Analytic treatment of black-hole gravitational waves at the algebraically special frequency

TL;DR

This paper analyzes the special frequency solutions of black-hole wave equations, revealing unique properties and their implications for understanding black-hole perturbations and mode behavior.

Contribution

It provides an exact solution at the algebraically special frequency, clarifies the physical significance of SUSY relationships, and explains the nature of modes and transmission at this frequency.

Findings

No quasinormal or total-transmission modes at the special frequency for RWE.

The special frequency exhibits a cancellation of divergences and branch-cut discontinuity vanishing.
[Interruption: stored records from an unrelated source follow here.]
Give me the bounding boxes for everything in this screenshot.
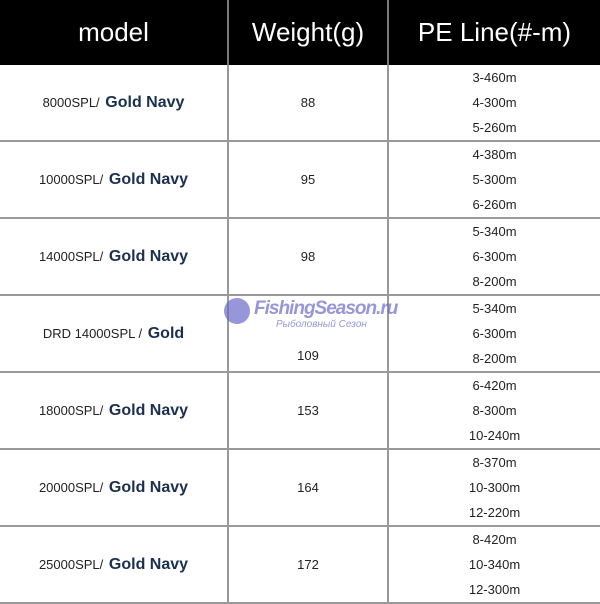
pe-line-value: 3-460m — [472, 70, 517, 85]
pe-line-cell: 3-460m 4-300m 5-260m — [388, 65, 600, 142]
model-cell: 10000SPL/ Gold Navy — [0, 141, 229, 219]
table-row: 14000SPL/ Gold Navy 98 5-340m 6-300m 8-200… — [0, 218, 600, 296]
color-name: Gold Navy — [108, 555, 189, 573]
pe-line-cell: 4-380m 5-300m 6-260m — [388, 141, 600, 219]
table-row: 20000SPL/ Gold Navy 164 8-370m 10-300m 12-… — [0, 449, 600, 527]
color-name: Gold Navy — [108, 247, 189, 265]
table-row: 18000SPL/ Gold Navy 153 6-420m 8-300m 10-2… — [0, 372, 600, 450]
model-cell: 20000SPL/ Gold Navy — [0, 449, 229, 527]
pe-line-value: 4-380m — [472, 147, 517, 162]
pe-line-value: 10-240m — [468, 428, 521, 443]
pe-line-cell: 8-420m 10-340m 12-300m — [388, 526, 600, 604]
model-name: 10000SPL/ — [38, 171, 104, 187]
pe-line-value: 12-300m — [468, 582, 521, 597]
pe-line-value: 6-300m — [472, 326, 517, 341]
model-name: 25000SPL/ — [38, 556, 104, 572]
pe-line-value: 8-200m — [472, 351, 517, 366]
pe-line-value: 8-420m — [472, 532, 517, 547]
model-name: DRD 14000SPL / — [42, 325, 143, 341]
pe-line-cell: 5-340m 6-300m 8-200m — [388, 218, 600, 296]
model-cell: 18000SPL/ Gold Navy — [0, 372, 229, 450]
pe-line-value: 5-340m — [472, 301, 517, 316]
weight-cell: 153 — [228, 372, 389, 450]
table-row: DRD 14000SPL / Gold 109 5-340m 6-300m 8-20… — [0, 295, 600, 373]
model-cell: 8000SPL/ Gold Navy — [0, 65, 229, 142]
weight-cell: 88 — [228, 65, 389, 142]
header-row: model Weight(g) PE Line(#-m) — [0, 0, 600, 65]
pe-line-value: 6-300m — [472, 249, 517, 264]
weight-cell: 172 — [228, 526, 389, 604]
color-name: Gold — [147, 324, 185, 342]
pe-line-cell: 8-370m 10-300m 12-220m — [388, 449, 600, 527]
pe-line-value: 10-340m — [468, 557, 521, 572]
pe-line-value: 5-260m — [472, 120, 517, 135]
weight-cell: 98 — [228, 218, 389, 296]
pe-line-value: 10-300m — [468, 480, 521, 495]
header-weight: Weight(g) — [228, 0, 389, 65]
weight-cell: 164 — [228, 449, 389, 527]
model-cell: 25000SPL/ Gold Navy — [0, 526, 229, 604]
model-name: 20000SPL/ — [38, 479, 104, 495]
model-cell: 14000SPL/ Gold Navy — [0, 218, 229, 296]
header-model: model — [0, 0, 229, 65]
color-name: Gold Navy — [108, 401, 189, 419]
table-row: 25000SPL/ Gold Navy 172 8-420m 10-340m 12-… — [0, 526, 600, 604]
pe-line-value: 5-300m — [472, 172, 517, 187]
pe-line-cell: 5-340m 6-300m 8-200m — [388, 295, 600, 373]
model-cell: DRD 14000SPL / Gold — [0, 295, 229, 373]
pe-line-value: 6-260m — [472, 197, 517, 212]
color-name: Gold Navy — [108, 478, 189, 496]
model-name: 14000SPL/ — [38, 248, 104, 264]
pe-line-value: 6-420m — [472, 378, 517, 393]
table-row: 8000SPL/ Gold Navy 88 3-460m 4-300m 5-260m — [0, 65, 600, 142]
pe-line-value: 8-300m — [472, 403, 517, 418]
pe-line-value: 4-300m — [472, 95, 517, 110]
color-name: Gold Navy — [105, 93, 185, 111]
pe-line-value: 5-340m — [472, 224, 517, 239]
pe-line-value: 8-200m — [472, 274, 517, 289]
weight-cell: 95 — [228, 141, 389, 219]
pe-line-value: 8-370m — [472, 455, 517, 470]
pe-line-cell: 6-420m 8-300m 10-240m — [388, 372, 600, 450]
weight-cell: 109 — [228, 295, 389, 373]
color-name: Gold Navy — [108, 170, 189, 188]
header-pe-line: PE Line(#-m) — [388, 0, 600, 65]
pe-line-value: 12-220m — [468, 505, 521, 520]
model-name: 8000SPL/ — [42, 94, 100, 110]
model-name: 18000SPL/ — [38, 402, 104, 418]
table-row: 10000SPL/ Gold Navy 95 4-380m 5-300m 6-260… — [0, 141, 600, 219]
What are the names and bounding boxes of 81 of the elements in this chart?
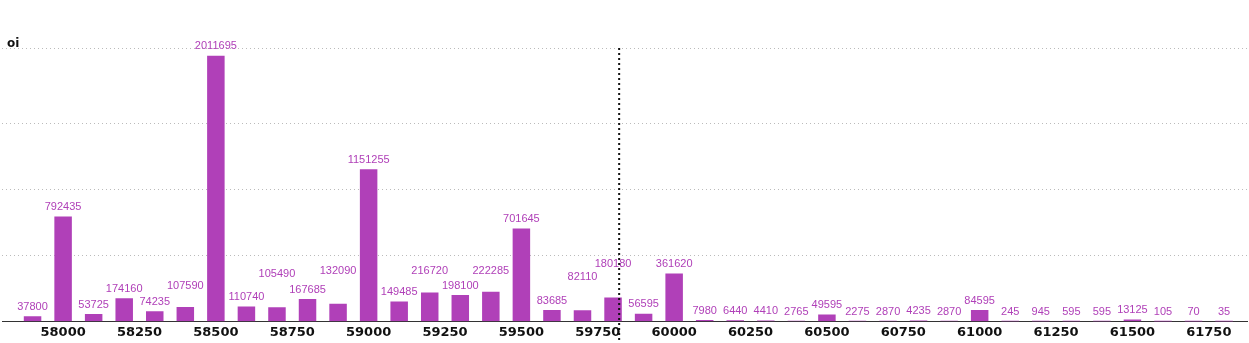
data-label: 361620 [655,257,693,270]
data-label: 105 [1153,304,1173,317]
bar [115,298,133,322]
data-label: 70 [1187,304,1200,317]
data-label: 7980 [692,303,717,316]
data-label: 2765 [784,304,809,317]
bar [512,228,531,322]
data-label: 222285 [472,263,510,276]
data-label: 132090 [319,263,357,276]
data-label: 83685 [536,293,568,306]
data-label: 105490 [258,267,296,280]
data-label: 945 [1031,304,1050,317]
bar [390,301,408,322]
data-label: 595 [1092,304,1112,317]
data-label: 701645 [503,212,540,225]
data-label: 1151255 [347,153,390,166]
data-label: 6440 [723,304,748,317]
x-tick-label: 59750 [575,323,621,339]
x-tick-label: 58750 [269,323,315,339]
bar [146,311,164,322]
data-label: 198100 [441,278,479,291]
data-label: 53725 [78,297,109,310]
bar [268,307,286,322]
x-tick-label: 59500 [498,323,544,339]
bar [451,295,470,322]
data-label: 2870 [875,304,901,317]
bar [482,291,500,322]
x-tick-label: 58000 [40,323,86,339]
data-label: 149485 [380,285,418,298]
data-label: 110740 [228,290,265,303]
bar [818,314,836,322]
data-label: 4410 [753,304,779,317]
data-label: 245 [1001,304,1020,317]
data-label: 13125 [1117,303,1148,316]
data-label: 2275 [845,304,870,317]
bar [970,309,989,322]
bar [54,216,72,322]
data-label: 84595 [964,293,995,306]
data-label: 595 [1062,304,1081,317]
data-label: 107590 [166,278,204,291]
x-tick-label: 59250 [422,323,468,339]
data-label: 82110 [567,270,598,283]
data-label: 2011695 [194,39,237,52]
bar [84,314,103,322]
bar [359,169,378,322]
data-label: 74235 [139,295,171,308]
x-tick-label: 60000 [651,323,697,339]
x-tick-label: 59000 [346,323,392,339]
bar [176,306,195,322]
x-tick-label: 61500 [1109,323,1156,339]
bar [207,55,225,322]
data-label: 174160 [105,281,143,294]
data-label: 216720 [411,264,449,277]
y-axis-title: oi [7,36,20,50]
data-label: 2870 [936,304,962,317]
bar [604,297,622,322]
bar [543,310,561,322]
data-label: 4235 [906,304,931,317]
data-label: 792435 [44,200,82,213]
x-tick-label: 61750 [1186,323,1232,339]
bar [573,310,592,322]
data-label: 180180 [594,257,632,270]
bar [665,273,683,322]
data-label: 167685 [289,282,326,295]
bar [23,316,42,322]
x-tick-label: 60500 [804,323,850,339]
x-tick-label: 60250 [727,323,774,339]
data-label: 56595 [628,297,659,310]
x-tick-label: 61250 [1033,323,1079,339]
x-tick-label: 58500 [193,323,239,339]
x-tick-label: 58250 [116,323,163,339]
x-tick-label: 60750 [880,323,926,339]
bar [634,313,653,322]
x-tick-label: 61000 [957,323,1003,339]
data-label: 37800 [17,299,48,312]
data-label: 49595 [811,298,843,311]
bar [329,303,347,322]
data-label: 35 [1217,304,1231,317]
bar [298,299,317,322]
bar [420,292,439,322]
bar [237,306,256,322]
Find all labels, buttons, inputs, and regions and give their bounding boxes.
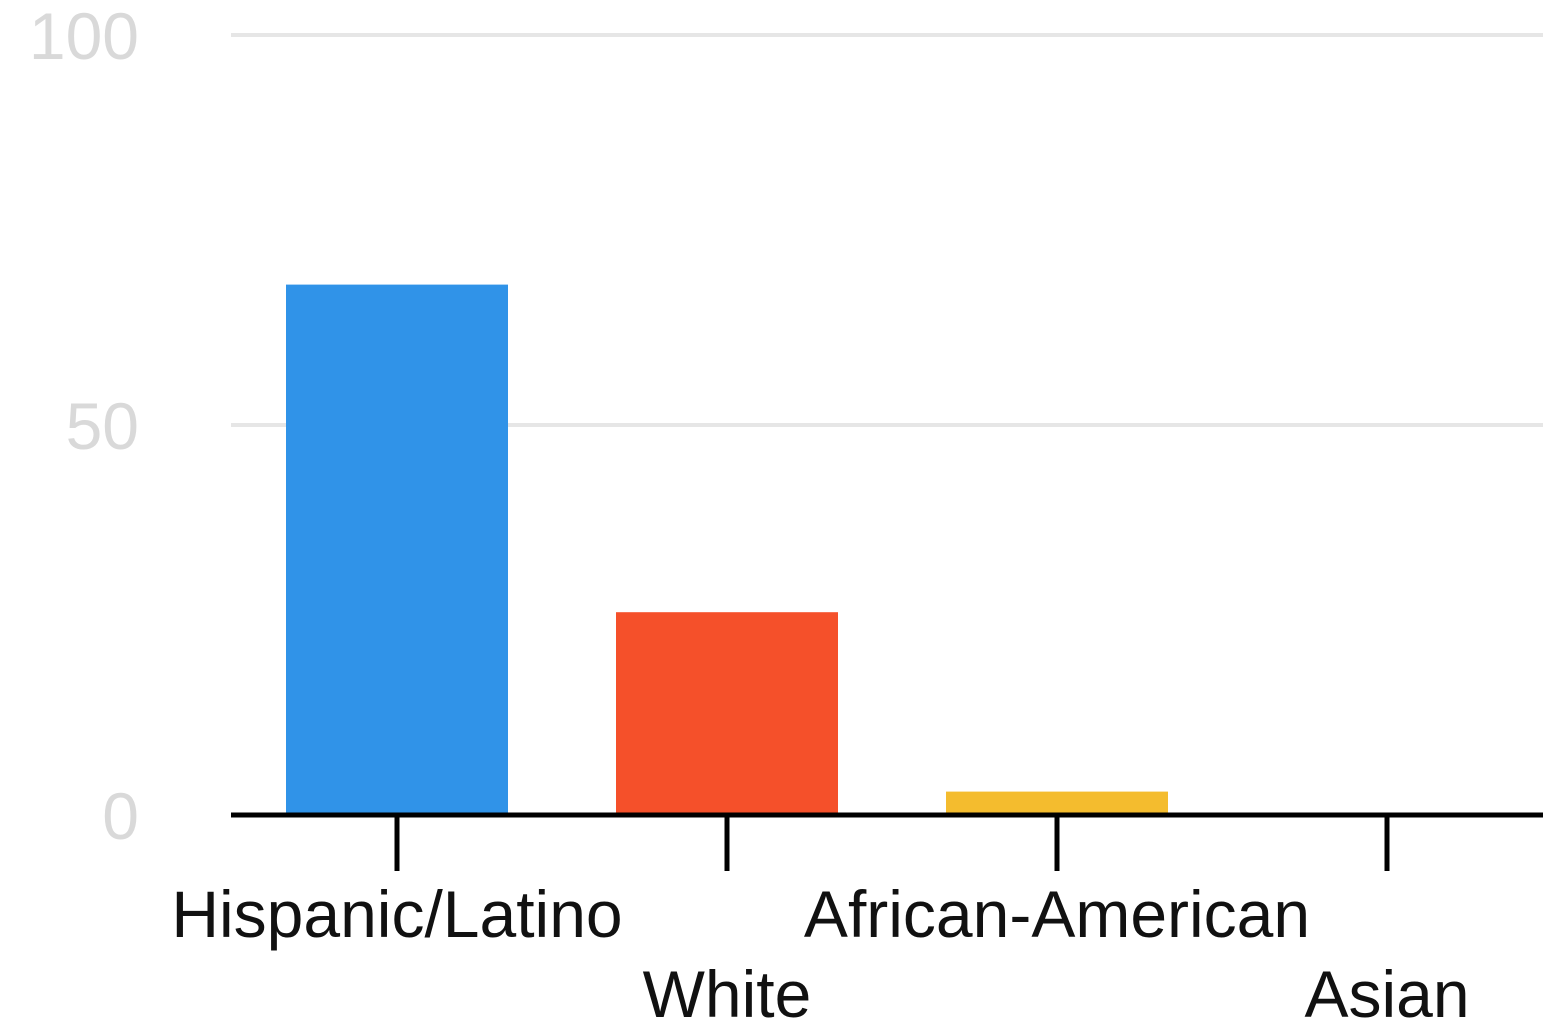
bar-african-american — [946, 791, 1168, 815]
x-axis-category-labels: Hispanic/Latino WhiteAfrican-AmericanAsia… — [171, 877, 1469, 1026]
y-tick-label-0: 0 — [102, 779, 139, 853]
y-axis-tick-labels: 0 50 100 — [29, 0, 139, 853]
y-tick-label-100: 100 — [29, 0, 139, 73]
x-category-label-african-american: African-American — [804, 877, 1310, 951]
x-category-label-asian: Asian — [1304, 957, 1469, 1021]
bar-hispanic-latino — [286, 284, 508, 816]
bar-white — [616, 612, 838, 815]
x-category-label-white: White — [643, 957, 812, 1021]
bars — [286, 284, 1168, 816]
y-tick-label-50: 50 — [66, 389, 139, 463]
x-category-label-hispanic-latino: Hispanic/Latino — [171, 877, 622, 951]
x-axis — [231, 812, 1543, 871]
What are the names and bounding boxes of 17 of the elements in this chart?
Finite rotation makes modes totally transmitting, clarifying Schwarzschild limit singularity.

Abstract

We study the Regge-Wheeler and Zerilli equations (RWE and ZE) at the `algebraically special frequency' $\Omega$, where these equations admit an exact solution (elaborated here), generating the SUSY relationship between them. The physical significance of the SUSY generator and of the solutions at $\Omega$ in general is elucidated as follows. The RWE has no (quasinormal or total-transmission) modes at all; however, $\Omega$ is nonetheless `special' in that (a) for the outgoing wave into the horizon one has a `miraculous' cancellation of a divergence expected due to the exponential potential tail, and (b) the branch-cut discontinuity at $\omega=\Omega$ vanishes in the outgoing wave to infinity. Moreover, (a) and (b) are related. For the ZE, its only mode is the-inverse-SUSY generator, which is at the same time a quasinormal mode_and_ a total-transmission mode propagating to infinity. The subtlety of these findings (of general relevance for future study of the equations on or near the negative imaginary $\omega$-axis) may help explain why the situation has sometimes been controversial. For finite black-hole rotation, the algebraically special modes are shown to be totally transmitting, and the implied singular nature of the Schwarzschild limit is clarified. The analysis draws on a recent detailed investigation of SUSY in open systems [math-ph/9909030].